Debout-assis-debout-assis… Si la vie de bureau ne doit pas devenir un cours d’équitation, Jean-Pierre Zana n’y va pas par quatre chemins : « On peut parler de tous les gadgets technologiques que l’on veut, la véritable révolution à apporter à l’aménagement de nos bureaux est celle de l’assise. Les entreprises qui vont se saisir de cette problématique seront d’ailleurs regardées comme des pionnières. Les bureaux électriques, à pistons, réglables ? Pourquoi pas, mais c’est l’assise qui est la plus facile à régler. La sédentarité nous tue mais ce n’est pas une fatalité. L’intelligence technologique devrait nous permettre d’avoir ces sièges dont l’assise sera réglable dans les prochaines années afin d’avoir une alternance entre position assise, position debout-assis (où le poids du corps est réparti sur les pieds et le bassin) et debout.
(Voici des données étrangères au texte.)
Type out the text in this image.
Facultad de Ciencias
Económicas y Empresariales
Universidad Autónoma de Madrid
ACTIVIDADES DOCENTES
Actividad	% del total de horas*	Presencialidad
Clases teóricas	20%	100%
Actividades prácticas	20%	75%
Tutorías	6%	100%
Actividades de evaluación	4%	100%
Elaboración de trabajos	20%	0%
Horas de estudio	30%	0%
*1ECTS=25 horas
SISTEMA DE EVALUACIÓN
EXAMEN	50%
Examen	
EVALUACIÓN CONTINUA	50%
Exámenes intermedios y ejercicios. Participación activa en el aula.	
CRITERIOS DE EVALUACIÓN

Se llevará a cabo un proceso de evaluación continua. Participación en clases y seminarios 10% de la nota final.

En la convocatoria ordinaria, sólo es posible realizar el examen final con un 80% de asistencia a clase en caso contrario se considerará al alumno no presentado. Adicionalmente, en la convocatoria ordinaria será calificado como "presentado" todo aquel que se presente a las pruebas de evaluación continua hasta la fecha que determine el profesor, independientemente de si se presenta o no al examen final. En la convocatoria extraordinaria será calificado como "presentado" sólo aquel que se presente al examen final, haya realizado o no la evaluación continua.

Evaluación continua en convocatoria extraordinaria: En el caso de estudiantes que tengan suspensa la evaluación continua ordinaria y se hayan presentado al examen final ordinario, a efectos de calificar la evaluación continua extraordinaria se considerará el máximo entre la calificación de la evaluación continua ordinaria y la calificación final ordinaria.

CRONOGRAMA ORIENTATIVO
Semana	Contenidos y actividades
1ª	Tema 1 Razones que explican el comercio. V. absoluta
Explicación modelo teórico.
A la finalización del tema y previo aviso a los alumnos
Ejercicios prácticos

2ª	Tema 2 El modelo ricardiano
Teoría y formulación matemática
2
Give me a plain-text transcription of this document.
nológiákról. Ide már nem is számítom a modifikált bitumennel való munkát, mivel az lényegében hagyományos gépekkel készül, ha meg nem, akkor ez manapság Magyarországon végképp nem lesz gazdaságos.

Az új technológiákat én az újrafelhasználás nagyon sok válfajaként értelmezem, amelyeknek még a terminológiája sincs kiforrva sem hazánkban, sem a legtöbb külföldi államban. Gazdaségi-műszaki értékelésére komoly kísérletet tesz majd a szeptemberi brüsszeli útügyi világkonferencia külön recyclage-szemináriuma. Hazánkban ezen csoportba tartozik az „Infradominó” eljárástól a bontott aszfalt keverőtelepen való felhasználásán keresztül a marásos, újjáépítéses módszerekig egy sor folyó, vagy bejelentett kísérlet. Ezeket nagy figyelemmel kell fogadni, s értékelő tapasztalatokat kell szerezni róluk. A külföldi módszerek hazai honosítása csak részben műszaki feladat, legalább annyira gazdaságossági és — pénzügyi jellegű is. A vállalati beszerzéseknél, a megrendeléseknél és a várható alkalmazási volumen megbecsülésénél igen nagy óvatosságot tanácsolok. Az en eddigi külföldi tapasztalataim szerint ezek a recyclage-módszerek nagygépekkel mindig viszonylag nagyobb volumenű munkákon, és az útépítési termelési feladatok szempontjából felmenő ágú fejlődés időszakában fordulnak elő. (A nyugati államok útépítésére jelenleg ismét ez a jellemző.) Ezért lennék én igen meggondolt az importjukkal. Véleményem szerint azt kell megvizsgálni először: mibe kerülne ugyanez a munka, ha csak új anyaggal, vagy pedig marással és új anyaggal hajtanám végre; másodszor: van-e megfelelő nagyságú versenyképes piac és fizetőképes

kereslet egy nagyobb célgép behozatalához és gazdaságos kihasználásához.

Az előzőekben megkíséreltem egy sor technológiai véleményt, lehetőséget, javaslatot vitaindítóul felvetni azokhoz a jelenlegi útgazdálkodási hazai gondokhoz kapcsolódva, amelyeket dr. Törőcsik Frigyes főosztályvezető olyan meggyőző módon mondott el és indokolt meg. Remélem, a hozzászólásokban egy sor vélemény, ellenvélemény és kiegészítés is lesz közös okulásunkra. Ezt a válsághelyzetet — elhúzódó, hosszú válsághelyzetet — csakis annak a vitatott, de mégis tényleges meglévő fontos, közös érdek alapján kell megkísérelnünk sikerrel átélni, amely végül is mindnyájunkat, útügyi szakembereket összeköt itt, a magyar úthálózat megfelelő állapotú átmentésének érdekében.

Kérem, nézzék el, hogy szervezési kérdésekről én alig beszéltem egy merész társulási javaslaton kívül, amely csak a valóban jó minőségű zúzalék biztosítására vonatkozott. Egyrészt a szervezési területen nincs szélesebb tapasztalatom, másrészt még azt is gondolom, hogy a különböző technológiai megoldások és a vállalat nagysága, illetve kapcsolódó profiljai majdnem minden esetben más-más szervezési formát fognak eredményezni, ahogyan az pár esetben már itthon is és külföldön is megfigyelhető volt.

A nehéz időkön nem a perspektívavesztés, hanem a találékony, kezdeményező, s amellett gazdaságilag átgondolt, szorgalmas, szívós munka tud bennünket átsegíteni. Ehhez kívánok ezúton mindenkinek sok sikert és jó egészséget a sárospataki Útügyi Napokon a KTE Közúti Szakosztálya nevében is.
Le marché est immense, cela permettrait de faire beaucoup contre le mal de dos. Des chercheurs ont même montré que travailler debout était aussi une bonne prévention contre les risques de cancer. Mais les fabricants, eux, sont frileux. » Sommes-nous obligés d’attendre ? Commencez par fuir l’imprimante individuelle sur votre bureau au profit d’un copieur collectif dans le couloir qui vous fera faire plusieurs mètres chaque jour en allant récupérer vos impressions. Optez pour des solutions d’armoires basses à 1m-1m30 de hauteur pour pouvoir y poser vos documents et travailler debout en alternance avec votre position assise face au bureau. « Un plateau, vous pouvez en trouver un chez Fly ou Ikea, mais pas de concession sur l’assise », précise Raymond Leuliet. Le bureau justement : « Plus il est grand, plus c’est le bazar, sourit Jean-Pierre Zana, les bureaux droits étant toujours plus faciles à régler et à installer dans un espace. »

Combien ça coûte ?

LA question incontournable. « Il faut recenser les priorités, les hiérarchiser et être clairvoyant sur le budget, explique Raymond Leuliet. On ne peut pas décréter que l’on veut refaire un plateau de 100m² du sol au plafond avec des cloisons, de la climatisation et une salle de réunion high-tech pour 20000€. » Postes de travail, éclairages, électricité haute et basse tension, cloisons, sols, murs… Mettre les choses dans l’ordre permet de faire des arbitrages. D’accord, mais quid du budget pour donner du cachet à ses locaux ? Raymond Leuliet est très clair sur le sujet : « Il existe trois fourchettes. La première, basse, de 200 à 300€/m² pour une rénovation légère avec sol, peinture, électricité et du cloisonnement léger. Une autre, autour de 500€/m² avec un travail plus fouillé de cloisonnement et d’électricité, la rénovation des sols et des plafonds. Enfin, au-dessus de cette tranche moyenne, une rénovation plus lourde pour laquelle il faut compter 800-900€/m² avec la climatisation, la refonte du réseau courant fort et faible ». Soit une enveloppe moyenne de 50000€ pour un plateau de 100m².